“Your cue, Miss Bryce.”
She fumbled her script, blushed furiously, found the place, and read stupidly, beginning with the cue.
“ . . . Where is she? Mrs. Horton telephoned she would be here at five, sir.”
“Well, get up,” ordered Jenkins, testily. “You enter R., upper door. Come front and answer Horton, who stands L. C. Then you exit L., up stage.”

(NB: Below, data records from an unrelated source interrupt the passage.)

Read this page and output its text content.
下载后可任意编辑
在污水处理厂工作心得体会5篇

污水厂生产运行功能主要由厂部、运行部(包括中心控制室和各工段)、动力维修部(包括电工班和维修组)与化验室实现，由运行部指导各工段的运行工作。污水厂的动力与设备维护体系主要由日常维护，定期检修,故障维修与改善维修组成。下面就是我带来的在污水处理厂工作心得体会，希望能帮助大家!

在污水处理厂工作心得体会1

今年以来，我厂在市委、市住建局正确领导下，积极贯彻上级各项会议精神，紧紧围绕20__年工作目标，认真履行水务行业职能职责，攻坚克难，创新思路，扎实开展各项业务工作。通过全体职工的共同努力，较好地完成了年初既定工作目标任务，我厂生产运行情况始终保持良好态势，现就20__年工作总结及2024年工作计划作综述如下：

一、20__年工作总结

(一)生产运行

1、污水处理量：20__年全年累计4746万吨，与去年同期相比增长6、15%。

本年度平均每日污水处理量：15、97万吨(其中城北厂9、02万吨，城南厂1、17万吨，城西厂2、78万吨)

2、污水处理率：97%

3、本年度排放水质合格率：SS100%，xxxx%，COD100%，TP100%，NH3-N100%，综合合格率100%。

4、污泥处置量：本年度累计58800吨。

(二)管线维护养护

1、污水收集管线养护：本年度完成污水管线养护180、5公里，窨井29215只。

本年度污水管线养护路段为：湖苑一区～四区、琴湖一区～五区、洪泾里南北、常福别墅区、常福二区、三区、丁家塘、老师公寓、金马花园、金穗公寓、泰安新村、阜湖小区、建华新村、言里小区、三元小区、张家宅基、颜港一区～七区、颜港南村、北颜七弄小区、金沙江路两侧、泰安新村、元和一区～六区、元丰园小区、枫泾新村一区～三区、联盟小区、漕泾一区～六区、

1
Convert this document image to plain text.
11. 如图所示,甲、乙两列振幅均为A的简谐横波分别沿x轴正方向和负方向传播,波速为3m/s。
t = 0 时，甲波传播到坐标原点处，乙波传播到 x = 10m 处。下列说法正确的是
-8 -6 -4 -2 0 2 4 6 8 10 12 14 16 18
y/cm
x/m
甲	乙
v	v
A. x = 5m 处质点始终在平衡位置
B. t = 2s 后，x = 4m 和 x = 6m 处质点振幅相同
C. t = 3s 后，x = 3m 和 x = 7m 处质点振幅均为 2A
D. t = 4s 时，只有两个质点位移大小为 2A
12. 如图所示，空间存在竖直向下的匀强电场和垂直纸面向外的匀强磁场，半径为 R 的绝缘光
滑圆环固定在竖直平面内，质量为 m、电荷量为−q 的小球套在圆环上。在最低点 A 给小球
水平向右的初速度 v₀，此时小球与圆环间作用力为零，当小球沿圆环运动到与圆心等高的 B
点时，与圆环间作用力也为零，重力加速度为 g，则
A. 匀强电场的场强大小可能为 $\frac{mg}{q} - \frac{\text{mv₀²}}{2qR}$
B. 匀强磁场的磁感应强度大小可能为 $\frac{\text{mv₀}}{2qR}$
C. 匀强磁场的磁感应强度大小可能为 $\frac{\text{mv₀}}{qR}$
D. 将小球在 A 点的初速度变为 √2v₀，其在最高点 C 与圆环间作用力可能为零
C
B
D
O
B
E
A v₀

They all looked at her now. She felt their impatience, their supercilious smiles. She knew she was that leper in the theatre—an amateur. She did not know what Jenkins was talking about with his down R’s, and his up L’s. He entered as Mary and showed her the business. She caught the idea at once, and he grunted something which might have been approval or a curse. The rest of the time she spent in fevered attention to the script, looking for the signal, “Mary,” but it came no more in that act. They went all over it again, and she managed it without a hitch. Then they were dismissed until two o’clock, and every one hurried off for lunch.
Isabelle waited, thinking that of course Cartel would ask her to lunch with him. But there were no signs of him. She inquired where his office was, and ascended the stairs with the intention of expressing her dissatisfaction with her part. She stopped outside the door at the sound of voices—Cartel’s and Wally’s. She went in.
“Well!” exploded her father, “so there you are!”
“Good morning, Wally. Max wired you?”
“She did. You will come home with me at once.”